そして彼女の表情を見たルドガーは、その翠色の瞳から流れる涙を見て驚くと共に、自らに憤りを覚えていた。それは大切な人を、愛する人を悲しませた事に対しての、不甲斐ない自分への憤り……自分を女性にしたような容姿を持つエルツーに何故このような感情を抱いているのか自分自身を理解ができない。そんなルドガーを余所に状況は移り変わって行く。

「あ、ああ……アアアアアア!!」

胸を抑えながら苦悶の咆哮をあげるエルツーの全身は黒く渦々しく変色をとげ、それは内部からエルツーを侵食しようとする。時歪の因子化……一族の力を限度以上に使用した者の成れの果て。
エルツーが骸殻能力者で力を使い続ければいつかは起こっていた事……だがルドガーはエルツーの時歪の因子化に違和感を覚えていた。

「ひっ!?」

「な、なんや……いったい何が起こってるんや!?」

時歪の因子化を目の当たりにしたスバルが、肌が因子化によって黒ずんでゆくエルツーを見て小さい悲鳴を漏らし、魔導師として数々の戦いを経験したはやて達ですら状況が全く把握できずいる。
咆哮を上げ苦しみ続け、やがてエルツーは完全に時歪の因子化し消滅する。彼女の持っていた碧色の懐中時計も、彼女と共に消滅した。

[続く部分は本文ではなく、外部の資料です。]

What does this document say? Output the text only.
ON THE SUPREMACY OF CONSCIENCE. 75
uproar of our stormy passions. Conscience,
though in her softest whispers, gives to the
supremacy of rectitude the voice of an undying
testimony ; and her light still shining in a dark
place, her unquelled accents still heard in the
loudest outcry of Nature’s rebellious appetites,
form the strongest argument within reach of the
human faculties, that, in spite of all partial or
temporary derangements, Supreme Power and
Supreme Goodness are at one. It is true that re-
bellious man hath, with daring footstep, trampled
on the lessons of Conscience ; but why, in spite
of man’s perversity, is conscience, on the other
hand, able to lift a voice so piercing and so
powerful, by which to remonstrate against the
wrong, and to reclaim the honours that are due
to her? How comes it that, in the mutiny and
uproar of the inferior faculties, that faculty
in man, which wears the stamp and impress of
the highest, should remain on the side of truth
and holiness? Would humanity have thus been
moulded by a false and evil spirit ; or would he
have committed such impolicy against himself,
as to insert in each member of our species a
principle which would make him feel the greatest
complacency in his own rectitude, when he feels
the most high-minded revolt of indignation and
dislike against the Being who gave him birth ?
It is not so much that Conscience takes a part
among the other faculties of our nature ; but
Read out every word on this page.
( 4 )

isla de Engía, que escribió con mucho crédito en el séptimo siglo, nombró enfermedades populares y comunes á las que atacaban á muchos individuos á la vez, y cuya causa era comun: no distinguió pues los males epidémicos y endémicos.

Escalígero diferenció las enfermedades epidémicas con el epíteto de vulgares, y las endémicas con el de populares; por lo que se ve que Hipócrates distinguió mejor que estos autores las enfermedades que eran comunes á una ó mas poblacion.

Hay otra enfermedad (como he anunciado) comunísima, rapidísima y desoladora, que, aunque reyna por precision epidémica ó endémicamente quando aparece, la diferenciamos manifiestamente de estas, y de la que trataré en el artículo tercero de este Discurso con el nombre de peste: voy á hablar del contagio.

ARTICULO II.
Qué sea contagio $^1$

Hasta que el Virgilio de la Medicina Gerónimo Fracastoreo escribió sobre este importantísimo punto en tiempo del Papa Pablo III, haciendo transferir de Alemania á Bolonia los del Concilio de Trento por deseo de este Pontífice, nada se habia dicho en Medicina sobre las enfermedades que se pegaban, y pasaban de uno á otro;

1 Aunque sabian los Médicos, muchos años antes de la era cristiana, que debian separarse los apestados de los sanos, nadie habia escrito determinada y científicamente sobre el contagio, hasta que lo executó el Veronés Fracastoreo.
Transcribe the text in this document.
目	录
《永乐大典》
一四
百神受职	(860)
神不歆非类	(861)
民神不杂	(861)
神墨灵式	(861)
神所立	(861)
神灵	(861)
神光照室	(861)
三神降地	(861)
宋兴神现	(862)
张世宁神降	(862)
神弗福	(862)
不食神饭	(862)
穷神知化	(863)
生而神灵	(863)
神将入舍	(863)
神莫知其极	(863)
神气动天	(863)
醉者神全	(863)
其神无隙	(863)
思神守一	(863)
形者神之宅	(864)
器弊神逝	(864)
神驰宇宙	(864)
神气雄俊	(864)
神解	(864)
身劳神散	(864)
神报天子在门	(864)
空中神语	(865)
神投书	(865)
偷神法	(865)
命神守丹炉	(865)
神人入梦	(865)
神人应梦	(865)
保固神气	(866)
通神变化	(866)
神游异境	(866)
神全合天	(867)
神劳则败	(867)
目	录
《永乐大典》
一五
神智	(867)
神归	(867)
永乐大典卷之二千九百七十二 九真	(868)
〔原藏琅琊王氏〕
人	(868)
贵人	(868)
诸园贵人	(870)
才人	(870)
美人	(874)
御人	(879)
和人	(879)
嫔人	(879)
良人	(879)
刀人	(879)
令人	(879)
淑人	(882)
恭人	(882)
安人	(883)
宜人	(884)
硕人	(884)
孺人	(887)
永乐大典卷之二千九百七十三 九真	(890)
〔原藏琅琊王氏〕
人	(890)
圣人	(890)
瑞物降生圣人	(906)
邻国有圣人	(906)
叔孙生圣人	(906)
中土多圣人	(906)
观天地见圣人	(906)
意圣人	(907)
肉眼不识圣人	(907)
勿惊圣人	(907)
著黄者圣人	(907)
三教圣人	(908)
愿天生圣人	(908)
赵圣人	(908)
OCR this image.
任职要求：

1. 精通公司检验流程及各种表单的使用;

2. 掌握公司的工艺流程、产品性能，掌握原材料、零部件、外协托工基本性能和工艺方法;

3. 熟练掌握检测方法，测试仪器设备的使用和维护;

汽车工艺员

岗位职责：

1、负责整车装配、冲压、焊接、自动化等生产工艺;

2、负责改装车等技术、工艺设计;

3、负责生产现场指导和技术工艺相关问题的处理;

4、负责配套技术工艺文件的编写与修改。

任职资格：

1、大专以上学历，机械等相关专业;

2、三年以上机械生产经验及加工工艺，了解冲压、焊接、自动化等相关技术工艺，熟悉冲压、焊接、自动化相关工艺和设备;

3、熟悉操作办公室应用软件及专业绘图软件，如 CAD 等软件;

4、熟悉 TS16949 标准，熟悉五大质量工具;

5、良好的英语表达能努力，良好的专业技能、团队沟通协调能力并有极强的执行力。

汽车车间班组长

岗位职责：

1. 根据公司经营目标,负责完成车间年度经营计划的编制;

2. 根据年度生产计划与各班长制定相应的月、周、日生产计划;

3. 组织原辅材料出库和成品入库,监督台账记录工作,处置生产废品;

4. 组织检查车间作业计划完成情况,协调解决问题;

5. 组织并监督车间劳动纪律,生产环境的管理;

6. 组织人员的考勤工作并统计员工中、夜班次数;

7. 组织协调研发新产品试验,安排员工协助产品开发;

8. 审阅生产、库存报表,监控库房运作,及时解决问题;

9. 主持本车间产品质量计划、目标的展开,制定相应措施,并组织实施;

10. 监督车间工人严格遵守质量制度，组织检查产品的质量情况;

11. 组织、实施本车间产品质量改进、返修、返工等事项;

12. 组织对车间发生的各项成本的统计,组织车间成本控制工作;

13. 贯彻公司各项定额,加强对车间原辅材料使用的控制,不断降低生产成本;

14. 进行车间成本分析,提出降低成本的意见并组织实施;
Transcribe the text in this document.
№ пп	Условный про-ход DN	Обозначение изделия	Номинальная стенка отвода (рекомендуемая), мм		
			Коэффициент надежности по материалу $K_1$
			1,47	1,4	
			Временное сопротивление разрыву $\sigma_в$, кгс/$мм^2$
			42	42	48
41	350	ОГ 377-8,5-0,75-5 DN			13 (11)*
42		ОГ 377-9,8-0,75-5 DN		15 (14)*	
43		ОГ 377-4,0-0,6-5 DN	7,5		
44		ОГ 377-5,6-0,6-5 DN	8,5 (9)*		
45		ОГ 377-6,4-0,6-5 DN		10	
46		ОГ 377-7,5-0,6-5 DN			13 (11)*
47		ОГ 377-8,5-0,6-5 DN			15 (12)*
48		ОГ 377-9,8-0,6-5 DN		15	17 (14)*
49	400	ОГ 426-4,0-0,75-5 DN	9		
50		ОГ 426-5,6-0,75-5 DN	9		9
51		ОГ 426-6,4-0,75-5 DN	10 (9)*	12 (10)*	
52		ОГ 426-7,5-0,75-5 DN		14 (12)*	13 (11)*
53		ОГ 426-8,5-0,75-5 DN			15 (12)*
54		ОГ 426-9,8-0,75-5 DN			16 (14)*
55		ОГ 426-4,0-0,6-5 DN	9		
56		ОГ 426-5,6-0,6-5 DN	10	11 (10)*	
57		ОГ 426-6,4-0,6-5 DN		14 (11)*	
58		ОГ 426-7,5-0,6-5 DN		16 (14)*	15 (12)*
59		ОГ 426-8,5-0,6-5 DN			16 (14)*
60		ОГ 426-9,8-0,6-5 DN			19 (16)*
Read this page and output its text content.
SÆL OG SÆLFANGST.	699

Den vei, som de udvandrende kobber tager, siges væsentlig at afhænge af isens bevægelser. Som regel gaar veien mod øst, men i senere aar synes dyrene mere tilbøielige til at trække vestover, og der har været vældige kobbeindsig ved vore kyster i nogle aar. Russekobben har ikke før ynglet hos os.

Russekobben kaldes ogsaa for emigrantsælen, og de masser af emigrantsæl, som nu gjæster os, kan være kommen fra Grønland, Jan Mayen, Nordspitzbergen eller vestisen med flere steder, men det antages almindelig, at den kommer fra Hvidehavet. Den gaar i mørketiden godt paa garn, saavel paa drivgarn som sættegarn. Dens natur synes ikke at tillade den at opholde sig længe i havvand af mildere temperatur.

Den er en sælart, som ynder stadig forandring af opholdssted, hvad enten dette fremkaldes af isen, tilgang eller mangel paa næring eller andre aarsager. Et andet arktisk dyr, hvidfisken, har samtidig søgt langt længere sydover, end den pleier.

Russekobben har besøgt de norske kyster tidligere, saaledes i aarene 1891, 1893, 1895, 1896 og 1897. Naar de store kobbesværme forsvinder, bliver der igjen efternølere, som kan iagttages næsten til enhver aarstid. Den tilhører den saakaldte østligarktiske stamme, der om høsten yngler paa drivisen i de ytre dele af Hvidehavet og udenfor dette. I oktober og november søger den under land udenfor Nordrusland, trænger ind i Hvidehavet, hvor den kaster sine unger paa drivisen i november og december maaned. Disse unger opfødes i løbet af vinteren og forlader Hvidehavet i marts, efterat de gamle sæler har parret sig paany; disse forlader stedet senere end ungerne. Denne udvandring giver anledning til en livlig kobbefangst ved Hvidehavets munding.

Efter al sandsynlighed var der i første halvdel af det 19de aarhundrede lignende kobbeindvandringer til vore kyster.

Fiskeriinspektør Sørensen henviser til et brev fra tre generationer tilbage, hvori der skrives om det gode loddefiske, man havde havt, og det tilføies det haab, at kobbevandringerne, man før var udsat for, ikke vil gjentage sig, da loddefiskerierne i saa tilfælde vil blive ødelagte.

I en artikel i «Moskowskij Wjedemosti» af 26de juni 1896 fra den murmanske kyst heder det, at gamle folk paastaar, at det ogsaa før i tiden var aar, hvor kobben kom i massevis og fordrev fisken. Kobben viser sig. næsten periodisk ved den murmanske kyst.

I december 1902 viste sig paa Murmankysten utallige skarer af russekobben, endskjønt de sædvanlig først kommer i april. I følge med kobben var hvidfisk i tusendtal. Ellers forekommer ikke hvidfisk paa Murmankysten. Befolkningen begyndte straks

“さよなら……お兄様……そしてまた戦いましょう……”


「……嫌だよ」

夜空を見上げながら、消滅する直前にエルツーが口にした事へ正直な感想を冷め口調で話す。
冷たい奴だと罵られてもこんな戦いは二度とごめんである。戦いが終わりようやく一息つける……骸殻を解こうとしようとしたが……

「……ルドガー」

ルドガーの背中にはやてが話し掛ける。

「ルドガー、何が起こったか説明してや」

「…………」

どう説明するか悩み所だ。当事者であるルドガー自身ですら何故こうなったか正直わかっていない。槍を収め、スリークォーター骸殻の姿のままはやて達の間を歩いて抜ける。目の前で歩く存在が自分達がよく知る人物だとわかっていても、ハーフ骸殻以上の人外な容姿と力を持ったスリークォーター骸殻の放つ異様なオーラに少なからず畏縮してしまう。

「悪い……俺にもわからないんだ……上手く説明できない」

「はぁ?お前この期に及んで何寝呆けた事言ってやがんだ!」

骸殻を解除したルドガーの発言に納得がいかないヴィータが怒鳴り散らし、その声ではっとなる六課メンバー。

「さっきの奴の格好はお前と同じ骸殻なんだろ?わからないワケねーだろうがっ!」

「………」

ルドガーにヴィータがグラーフアイゼンを突き着ける。話さなければ潰す。

本気の殺意……自分を睨む彼女の瞳は確かにそう告げている。
ルドガーはその瞳から逃げずに真っ直ぐ見据える。

「はぁ~……もうええわ。とりあえず今は何も聞かずおいたる」

「オイ、はやて!」

「ええんよ。そのかわり話しがまとまったらちゃんと話してくれるか?」

ルドガーとはやては真っ直ぐ見つめ合う。はやての目を見たルドガーはこんなにも彼女は自分を信じてくれている事に嬉しさを覚えると共に、そんなはやての気持ちを裏切っている自分に怒りを覚える。

「ごめん……必ず話すよ」

「うん、わかった。待っとるよ」

それだけを言い残しルドガーははやて達を残しグランドを後にする。残された者達は今の会話で広がった気まずさで何も言えないでいた。

「はやて……これでよかったの?」

「ルドガー君にも事情があるにせよ、やっぱり何が起こったのか説明くらいは……」

「わかっとる……あの女の子が何者なんか、どうしてルドガーと同じ骸殻を使ってるのかホントだと全
部きかなあかん……せやけど肝心なルドガー自身があの様子やとホンマにわかっとらん。混乱しとるのは案外ルドガーなのかもしれんな」

今回の事件は謎が多い。
聖王教会からの依頼で管理外世界である地球で対象ロストロギアの回収。そしてそれを見計らったかのように現れた謎の襲撃者の少女。二つの事件の関連性を疑わない方が逆におかしい。
近い内にはやては自分が知りたいルドガーの全てを知る日が近い事を何となく感じていた。


決してかみ合う事のない2つの歯車が今、新たなる時を紡ぐ。